US-Aussenminister Antony Blinken hat in der ukrainischen Hauptstadt nicht nur über Waffenlieferungen für die von Russland angegriffene Ukraine gesprochen, sondern auch musikalisches Talent bewiesen und sich kurzerhand in einen Rockstar verwandelt. Der 62-Jährige betrat am Dienstagabend (Ortszeit) in einer Kiewer Bar die Bühne und griff zur Gitarre, wie auf einem Video zu sehen war.

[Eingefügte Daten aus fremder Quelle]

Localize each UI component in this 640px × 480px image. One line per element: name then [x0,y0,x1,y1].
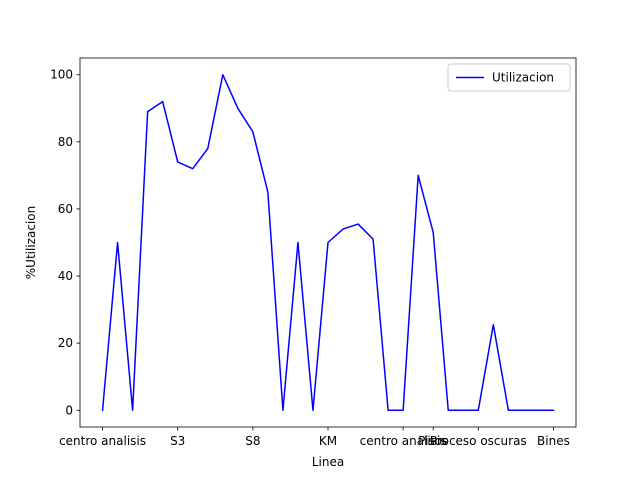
y-tick-label: 0 [65,403,73,417]
x-tick-label: S3 [170,434,185,448]
plot-area [101,73,555,412]
legend-label: Utilizacion [492,71,554,85]
x-tick-label: centro analisis [59,434,146,448]
x-tick-label: S8 [245,434,260,448]
y-tick-label: 60 [58,202,73,216]
x-tick-label: KM [319,434,337,448]
x-tick-label: Pisos [418,434,448,448]
axes: 0 20 40 60 80 100 centro analisis S3 S8 KM centro … [50,57,577,448]
x-tick-label: centro analisis [360,434,447,448]
y-tick-label: 100 [50,68,73,82]
x-axis-label: Linea [312,455,344,469]
x-tick-label: Bines [537,434,570,448]
x-tick-label: Proceso oscuras [430,434,527,448]
y-tick-label: 80 [58,135,73,149]
legend: Utilizacion [447,63,571,92]
y-tick-label: 40 [58,269,73,283]
legend-box [447,63,571,92]
series-line-0 [101,73,555,412]
y-axis-label: %Utilizacion [24,206,38,279]
y-tick-label: 20 [58,336,73,350]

«Ich weiss, das sind wirklich schwere Zeiten», sagte der US-Chefdiplomat. Aber die Menschen in der Ukraine sollten wissen, dass die USA und die freie Welt hinter ihnen stünden. Dann fing die Band auf der Bühne an, Neil Youngs «Rockin' in the Free World» zu spielen. Blinken begleitete den 1989 erschienenen Hit auf der Gitarre und sang den Refrain mit.

Blinkens Leidenschaft für den Rock'n'Roll ist kein wirkliches Geheimnis mehr. Schon häufiger hat der US-Aussenminister zur Gitarre gegriffen und dem Publikum mit einem ordentlich Rock- oder Blues-Kracher eingeheizt. Selbst bei offiziellen Anlässen, wie der «Global Music Diplomacy Initiative» im US-Aussenministerium, wo er im September 2023 mit einer Band Muddy Waters’s «Hoochie Coochie Man» zum Besten gab – und dabei die Anerkennung von Foo-Fighters-Frontmann Dave Grohl erwarb, der ebenfalls anwesend war.

Blinken misst sich also nicht gerade mit den Schlechtesten im Musikbusiness. So wie der Top-Diplomat sich von Berufs wegen mit den bedeutendsten Lenkern der Weltpolitik auseinandersetzt – oder zumindest mit jenen, die sich dafür halten. Dass der 62-Jährige viel Feingefühl an der Gitarre und einen geschmeidigen Bariton besitzt, ist offenbar auch bei seinen zahlreichen Friedensmissionen weltweit nicht von Nachteil, wie er nun in Kiew demonstrierte.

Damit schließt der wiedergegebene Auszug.